I really do want electric vehicles to get better, but that doesn't change the fact that they objectively do suck right now.

And to be clear, they objectively suck, by nearly any measure, for a consumer. They break down more often [1], cost more to fix, they have shitty range, they take forever to charge, they're more expensive. Yes, you get to have a smug feeling of superiority for pretending to save the planet with electric cars, I guess that's worth something, but that doesn't undo the rest of the problems.

Until electric vehicles stop being crappy, corporations simply aren't going to use them, and they can hardly be blamed for it. I do think they'll get better, I think they'll get longer ranges and faster charging and the mechanical problems will get sorted out, but I don't think that pretending the problems aren't a real makes them go away.

[1] https://www.cbsnews.com/news/electric-vehicles-consumer-repo... This one keeps bothering me because people keep saying that electric cars "cost more to fix but they're so much more reliable so it almost doesn't matter!!!!", when that's objectively not true, at least not yet.




> A lot of products that seem dumb do end up staying dumb.

Of course, some products will be a success and some will flop, but the successes can only happen so long as someone keeps trying and keeps improving it.

> I really do want electric vehicles to get better

Then you should be happy companies are trying to improve them. This is a good thing that Tesla (and others) are trying to make the semi work. It may eventually result in better outcomes for you, vs the alternative where nobody tries and it is guaranteed that nothing gets better.
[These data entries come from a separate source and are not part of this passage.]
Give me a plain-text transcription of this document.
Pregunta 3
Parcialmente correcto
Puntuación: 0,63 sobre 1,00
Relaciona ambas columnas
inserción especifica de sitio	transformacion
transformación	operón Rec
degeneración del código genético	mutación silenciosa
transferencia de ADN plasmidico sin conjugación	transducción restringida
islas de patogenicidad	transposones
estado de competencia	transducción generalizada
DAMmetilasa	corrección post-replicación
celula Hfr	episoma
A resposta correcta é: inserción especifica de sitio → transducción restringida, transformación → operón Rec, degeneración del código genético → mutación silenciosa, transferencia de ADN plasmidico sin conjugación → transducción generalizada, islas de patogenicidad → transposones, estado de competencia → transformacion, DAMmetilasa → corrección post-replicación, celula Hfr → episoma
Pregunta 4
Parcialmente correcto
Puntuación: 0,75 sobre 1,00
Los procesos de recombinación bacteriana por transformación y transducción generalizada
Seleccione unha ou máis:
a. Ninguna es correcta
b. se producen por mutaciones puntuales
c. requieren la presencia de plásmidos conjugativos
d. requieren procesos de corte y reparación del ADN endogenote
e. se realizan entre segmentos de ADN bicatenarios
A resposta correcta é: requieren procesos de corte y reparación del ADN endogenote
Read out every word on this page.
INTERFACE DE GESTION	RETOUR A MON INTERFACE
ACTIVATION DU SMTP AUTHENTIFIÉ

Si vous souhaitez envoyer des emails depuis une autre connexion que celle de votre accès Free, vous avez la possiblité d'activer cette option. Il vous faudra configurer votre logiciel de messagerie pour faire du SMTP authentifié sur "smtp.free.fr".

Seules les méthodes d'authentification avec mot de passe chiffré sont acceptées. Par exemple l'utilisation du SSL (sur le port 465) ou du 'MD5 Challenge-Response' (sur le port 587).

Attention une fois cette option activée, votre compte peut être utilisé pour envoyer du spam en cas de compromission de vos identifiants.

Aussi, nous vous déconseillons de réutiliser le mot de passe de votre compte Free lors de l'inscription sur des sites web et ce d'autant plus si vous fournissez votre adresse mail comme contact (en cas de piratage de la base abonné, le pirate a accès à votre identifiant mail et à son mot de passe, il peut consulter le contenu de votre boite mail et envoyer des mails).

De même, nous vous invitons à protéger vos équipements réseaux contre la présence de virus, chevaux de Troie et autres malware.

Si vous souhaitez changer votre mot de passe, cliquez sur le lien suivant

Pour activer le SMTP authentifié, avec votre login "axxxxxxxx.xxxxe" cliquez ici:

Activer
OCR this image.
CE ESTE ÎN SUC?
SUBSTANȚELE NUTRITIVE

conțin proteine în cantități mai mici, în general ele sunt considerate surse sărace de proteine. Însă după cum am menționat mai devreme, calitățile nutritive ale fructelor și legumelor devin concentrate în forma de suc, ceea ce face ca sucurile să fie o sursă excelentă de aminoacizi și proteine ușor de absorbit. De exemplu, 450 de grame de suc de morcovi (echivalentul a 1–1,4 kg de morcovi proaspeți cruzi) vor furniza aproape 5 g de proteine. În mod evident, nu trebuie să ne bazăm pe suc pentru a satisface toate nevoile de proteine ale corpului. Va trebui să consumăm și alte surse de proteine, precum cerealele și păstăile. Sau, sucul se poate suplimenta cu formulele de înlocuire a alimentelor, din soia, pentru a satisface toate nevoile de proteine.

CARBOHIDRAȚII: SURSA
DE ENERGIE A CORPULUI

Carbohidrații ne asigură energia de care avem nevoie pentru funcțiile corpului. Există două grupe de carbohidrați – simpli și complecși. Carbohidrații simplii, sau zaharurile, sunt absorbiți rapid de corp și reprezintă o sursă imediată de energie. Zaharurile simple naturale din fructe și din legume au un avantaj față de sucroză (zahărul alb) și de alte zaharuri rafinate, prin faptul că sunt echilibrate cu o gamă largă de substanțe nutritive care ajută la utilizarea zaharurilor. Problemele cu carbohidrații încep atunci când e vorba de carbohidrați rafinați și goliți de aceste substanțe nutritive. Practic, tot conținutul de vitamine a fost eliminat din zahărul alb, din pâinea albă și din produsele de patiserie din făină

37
> They break down more often [1], cost more to fix, they have shitty range, they take forever to charge, they're more expensive.

last week Consumer Reports listed Tesla as the lowest cost of 10 year ownership of any brand.

https://www.consumerreports.org/cars/car-maintenance/the-cos...


> Of course, some products will be a success and some will flop, but the successes can only happen so long as someone keeps trying and keeps improving it.

No argument here, I just was questioning the assertions because, and maybe I misread it, it seemed like you were suggesting the success was implied, which I disagreed with.

> Then you should be happy companies are trying to improve them. This is a good thing that Tesla (and others) are trying to make the semi work. It may eventually result in better outcomes for you, vs the alternative where nobody tries and it is guaranteed that nothing gets better.

Yes, I am glad companies are trying to fix them, but I don't blame other companies for not using them in their current state. They simply do not solve the problems that current corporations have to deal with for the reasons I listed.

What bothers me is that a lot of the electric car advocates seem to look at the future at the expense of the present. It's like saying "Everyone should use the Apple 1 computer right now because the Apple II will probably be better", and I don't really think that parses. Yes, it's good that Tesla and other companies are running the necessary experiments to make these things not suck, but that doesn't really change anything.

> last week Consumer Reports listed Tesla as the lowest cost of 10 year ownership of any brand.

I'd be interested in seeing the numbers corrected for the Cybertruck launch.

Also, I don't know how that squares with the thing I linked that indicates that as of December of last year Teslas were considerably less reliable than Lexus, Toyota, Buick, and Honda [1]. Consumer Reports is generally pretty good but I suspect that they're measuring different numbers for each article. It doesn't seem clear-cut to me.